La actuación sobresaliente le pertenece a Macaigne, quien aplica su enfoque sutil para la comedia, como hizo en la hilarante La loi de la jungle (2016); Léonard es un escritor regalón de su editor, quizá como lo son los buenos escritores, y no sirve para nada más: escribe, pues su motivación es el placer narcisista del desahogo público. Nora Hamzawi interpreta a su novia Valérie, y le brinda al papel una energía ácida que es tan deleitosa como intimidante. Juliette Binoche se divierte como Selena, actriz y esposa de Alain. Y este último es quien ocupa más tiempo en pantalla; su libido es alta, mas no es una característica suficiente para desarrollarlo. Alain precisa candor; ergo, es una criatura insípida, y eso no lo habilita para sostener un filme escindido en entretención y crítica, tradición y tecnología. Hablando de dualidades.

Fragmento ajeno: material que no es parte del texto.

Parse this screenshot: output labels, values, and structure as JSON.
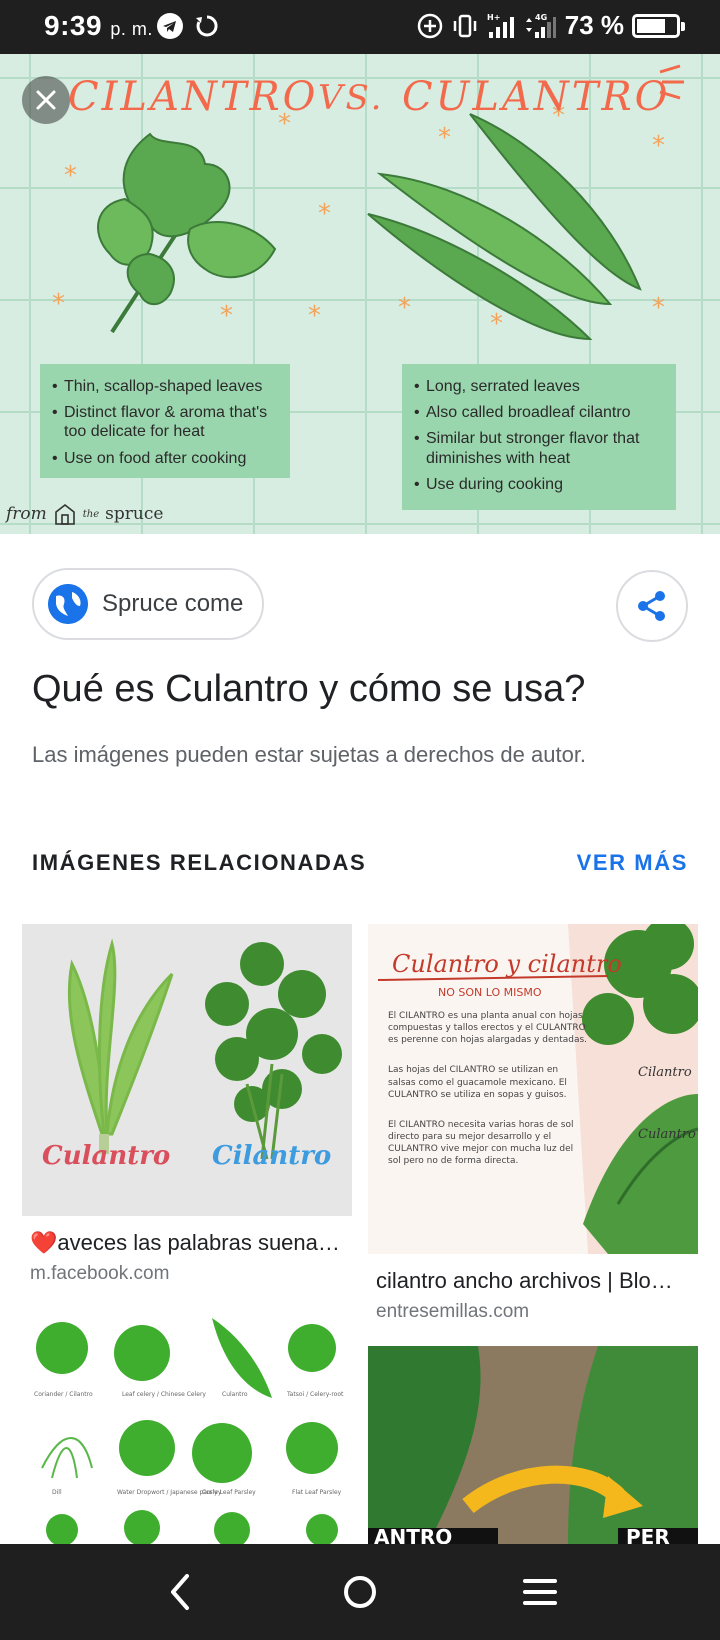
{
  "status_bar": {
    "time": "9:39",
    "ampm": "p. m.",
    "network": "4G",
    "battery_text": "73 %",
    "battery_level": 0.73
  },
  "hero": {
    "title_left": "CILANTRO",
    "title_vs": "VS.",
    "title_right": "CULANTRO",
    "left_points": [
      "Thin, scallop-shaped leaves",
      "Distinct flavor & aroma that's too delicate for heat",
      "Use on food after cooking"
    ],
    "right_points": [
      "Long, serrated leaves",
      "Also called broadleaf cilantro",
      "Similar but stronger flavor that diminishes with heat",
      "Use during cooking"
    ],
    "credit_from": "from",
    "credit_the": "the",
    "credit_brand": "spruce"
  },
  "source": {
    "label": "Spruce come"
  },
  "page_title": "Qué es Culantro y cómo se usa?",
  "copyright_note": "Las imágenes pueden estar sujetas a derechos de autor.",
  "related": {
    "header": "IMÁGENES RELACIONADAS",
    "more": "VER MÁS",
    "results": [
      {
        "title": "❤️aveces las palabras suena…",
        "domain": "m.facebook.com",
        "label_a": "Culantro",
        "label_b": "Cilantro"
      },
      {
        "title": "cilantro ancho archivos | Blo…",
        "domain": "entresemillas.com",
        "heading": "Culantro y cilantro",
        "subheading": "NO SON LO MISMO",
        "p1": "El CILANTRO es una planta anual con hojas compuestas y tallos erectos y el CULANTRO es perenne con hojas alargadas y dentadas.",
        "p2": "Las hojas del CILANTRO se utilizan en salsas como el guacamole mexicano. El CULANTRO se utiliza en sopas y guisos.",
        "p3": "El CILANTRO necesita varias horas de sol directo para su mejor desarrollo y el CULANTRO vive mejor con mucha luz del sol pero no de forma directa.",
        "tag_a": "Cilantro",
        "tag_b": "Culantro"
      },
      {
        "labels": [
          "Coriander / Cilantro",
          "Leaf celery / Chinese Celery",
          "Culantro",
          "Tatsoi / Celery-root",
          "Dill",
          "Water Dropwort / Japanese parsley",
          "Curly Leaf Parsley",
          "Flat Leaf Parsley"
        ]
      },
      {
        "banner_left": "ANTRO",
        "banner_right": "PER"
      }
    ]
  },
  "colors": {
    "accent": "#1a73e8",
    "hero_bg": "#d7ede2",
    "hero_title": "#f26a4b",
    "card_bg": "#9ad6ad",
    "leaf": "#5aa84f",
    "bars": "#1f1f1f"
  }
}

Algo falta. Ojalá los intercambios entre editores, novelistas, amantes, periodistas, hubiesen producido grandes transformaciones entre ellos. Pese a que Doubles vies se proponga instalar un debate en torno a la escritura, lo autobiográfico, los kindles, etc., su llegada es tardía, hace años que estos temas están superados, y se estanca en la presunción, por lo que el visionado a menudo nos hace rodar los ojos. No obstante, le concedo que tiene todos los ingredientes para posicionarse en el primer lugar del Top Ten anual de Cahiers du cinéma en diciembre; esto es, si no le gana Le livre d’image.